Bis ins 19. Jahrhundert wurde modisches Verhalten fast ausschließlich mit Weiblichkeit gleichgesetzt. Da die Herrenmode stets ihrem funktionalem Charakter folgte, veränderte sie sich wenig. Sie war geprägt durch Funktionalität, Schlichtheit und Uniformität.[4] Die weibliche Mode hingegen unterlag einem ständigen Wandel. Sie zeichnete sich durch Farbenvielfalt, Dekoration und vor allem Körperbetonung aus. Gerade letzteres, ein Überbleibsel der adligen Kleiderordnung, wurde mit der Zeit verstärkt. Anfang des 20. Jahrhunderts setzte die Damenmode auf eine übermäßige Betonung der weiblichen Kurven des Beckens und der Brust, während die Existenz von Beinen „von der zeitgenössischen Damenmode radikal negiert“[5] wurde. Selbst lange Unterhosen galten als das „Unaussprechliche“.[6] Zunächst verdeckten lange kuppelförmige Röcke die Beine, welche sich nach und nach zu den Füßen hin verengten, bis es den Frauen schließlich kaum möglich war sich frei zu bewegen: „ Die freiwillige Selbstkasteiung durch das Tragen sogenannter »Humpelröcke«[...] stellte den Höhe- und zugleich Wendepunkt einer ins Absurde getriebenen Modeform dar.“[7] Galt diese Linie der Frau als typisch weiblich, so wurde die gerade, schlanke, Beine betonende Linie der Männer als typisch männlich angesehen. Damit gab es eine, sich an Kleiderregeln orientierende, klare Grenze zwischen den Geschlechtern.

2.2 Die Neue Frau

Die Neue Frau galt und gilt als das Symbol für die goldenen Jahre der 1920er. Die „neue Sachlichkeit“ in Kunst, Architektur und Literatur fand auch in der neuen Mode ihren Ausdruck.

2.2.1 Die Vermännlichung der Mode

Nach dem ersten Weltkrieg hatte die Mode in Deutschland einen radikalen Bruch erfahren. Ein neuer Frauentyp, oder besser, neue Frauentypen setzten sich modisch durch.

Deutlich wird dies an der Einteilung der Frau in die Typen Gretchen, Girl und Garçonne des 8 Uhr-Abendblatts der National-Zeitung. Die „deutsche Jungfrau mit Zöpfen und Strickstrumpfhorizont“[8] wurde als das Gretchen bezeichnet, das veraltete Frauenideal der Vorkriegszeit.
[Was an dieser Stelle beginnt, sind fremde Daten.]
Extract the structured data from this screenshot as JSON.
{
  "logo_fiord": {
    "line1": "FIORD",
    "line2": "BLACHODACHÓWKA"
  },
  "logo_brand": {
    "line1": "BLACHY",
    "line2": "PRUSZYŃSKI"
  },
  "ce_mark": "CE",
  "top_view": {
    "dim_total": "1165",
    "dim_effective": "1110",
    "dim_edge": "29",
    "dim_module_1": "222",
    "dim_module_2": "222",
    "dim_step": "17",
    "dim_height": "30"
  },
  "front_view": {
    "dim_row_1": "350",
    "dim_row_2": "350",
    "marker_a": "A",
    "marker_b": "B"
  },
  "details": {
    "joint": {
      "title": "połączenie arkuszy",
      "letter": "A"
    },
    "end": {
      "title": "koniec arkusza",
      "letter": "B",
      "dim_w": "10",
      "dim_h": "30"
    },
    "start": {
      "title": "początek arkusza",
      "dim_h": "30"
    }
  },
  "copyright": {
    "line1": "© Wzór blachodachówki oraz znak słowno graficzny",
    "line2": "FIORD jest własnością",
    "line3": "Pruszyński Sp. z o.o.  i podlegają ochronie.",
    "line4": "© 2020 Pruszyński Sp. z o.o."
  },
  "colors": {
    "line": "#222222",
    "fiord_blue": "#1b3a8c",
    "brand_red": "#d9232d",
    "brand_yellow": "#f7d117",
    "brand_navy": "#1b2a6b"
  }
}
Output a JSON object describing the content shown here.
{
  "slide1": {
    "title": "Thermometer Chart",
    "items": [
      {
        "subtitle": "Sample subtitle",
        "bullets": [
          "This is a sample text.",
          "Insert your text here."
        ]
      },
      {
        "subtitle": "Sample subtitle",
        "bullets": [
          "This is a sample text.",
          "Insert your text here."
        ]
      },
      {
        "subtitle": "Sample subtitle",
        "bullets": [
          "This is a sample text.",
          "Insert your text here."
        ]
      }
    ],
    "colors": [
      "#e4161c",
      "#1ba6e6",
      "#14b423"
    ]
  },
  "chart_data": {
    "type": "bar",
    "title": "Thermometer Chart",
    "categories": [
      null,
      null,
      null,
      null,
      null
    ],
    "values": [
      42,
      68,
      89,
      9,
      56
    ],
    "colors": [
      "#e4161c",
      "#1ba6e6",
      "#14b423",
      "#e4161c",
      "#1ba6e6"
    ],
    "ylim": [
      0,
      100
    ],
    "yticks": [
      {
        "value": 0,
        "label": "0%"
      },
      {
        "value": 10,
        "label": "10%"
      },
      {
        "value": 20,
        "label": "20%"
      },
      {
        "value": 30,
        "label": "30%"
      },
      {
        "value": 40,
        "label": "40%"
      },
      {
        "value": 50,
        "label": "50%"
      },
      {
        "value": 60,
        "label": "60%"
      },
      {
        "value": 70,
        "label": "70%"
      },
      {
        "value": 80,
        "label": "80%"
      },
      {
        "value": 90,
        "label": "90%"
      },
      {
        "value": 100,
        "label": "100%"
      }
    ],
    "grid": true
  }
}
Im Kontrast dazu stand das „ amerikanisch-kapitalistische, sportlich-kameradschaftliche, aber oberflächlich-primitive“ Girl, dass sich durch eine Pagenfrisur und Hemdkittel zu erkennen gab. Etwas vollkommen anderes stellte dagegen die Garçonne dar, die in ihren männlich wirkenden Kleidern ( Krawatte, Smokingjackett und spitze Shimmy-Schuhe) „ sexuelle und geistige Potenz“[9] vereinte. Vor allem an ihr schieden sich die Geister, obwohl es keineswegs so war, dass die Frau der 20er Jahre sich so leicht kategorisieren ließe. Vielmehr unterschieden die Modemagazine Tag- und Abendmode, Freizeit-, Arbeits-, Haus- oder Sportkleidung. Hauptsächlich die Tages-, oder Straßenmode war von dem Vorwurf der „Vermännlichung“ betroffen. Schon ab 1924 wurde die Tagesmode schlichter und farblich dunkler gehalten. Schlichte Kasackkleider, „herrenmäßige Matelkleider“ und „typische Garçonnenmäntel mit Herrenreviers auf vier Knöpfen gestellt aus englischem Wollstoff“[10] prägten die Mode der Straßen. Als besonders männlich wurde das Schneiderkostüm betrachtet, das , mit seinem geraden Schnitt des Sakkos und in Kombination mit weißem Hemd, Krawatte und Weste, die Anzüge der Männer zu imitieren schien. Die Betonung des Schulterbereiches und der eng anliegende, gerade Rock unterstützten die Annäherung an die männliche Silhouette. So radikal der Bruch zur vorherigen Mode auf die Gesellschaft auch gewirkt haben muss, 10 Jahre zuvor hatte diese doch ihren ersten Vorläufer gehabt, der ebenso intensiv, wenn auch für einen kürzeren Zeitraum, diskutiert wurde.

2.2.2 Die Skandalmode von 1911

„Noch nie war man in Paris so unentschlossen auf dem Gebiet der Mode wie im Augenblick...“[11]

schrieb Die Woche 1908.

In diesem Jahr wurde der erste Schritt in Richtung der neuen Mode getan. Im November stellte die Modezeitschrift Les Modes zwei neue Abendroben mit dem Untertitel Robe Androgyn e vor, zwei bodenlange Hosenrockkostüme, die eine elegante Alternative zum Humpelrock bieten sollten. Die vorangegangene Idee des Reformkleides, ein in Deutschland streng sachlich gehaltenes Kleid, welches bis ca. 1910 getragen wurde, hatte sich langfristig als Alternative zu den beengenden Kleidern nicht durchsetzten können. 1910 stellte dann Bechoff-David mit dem von ihm entworfenen Hosenrockkostüm eine innovative Idee vor, die von erfolgreichen Designern wie Paul Poiret, Madame Parquin und Jacques Doucet aufgegriffen und weitergeführt wurde.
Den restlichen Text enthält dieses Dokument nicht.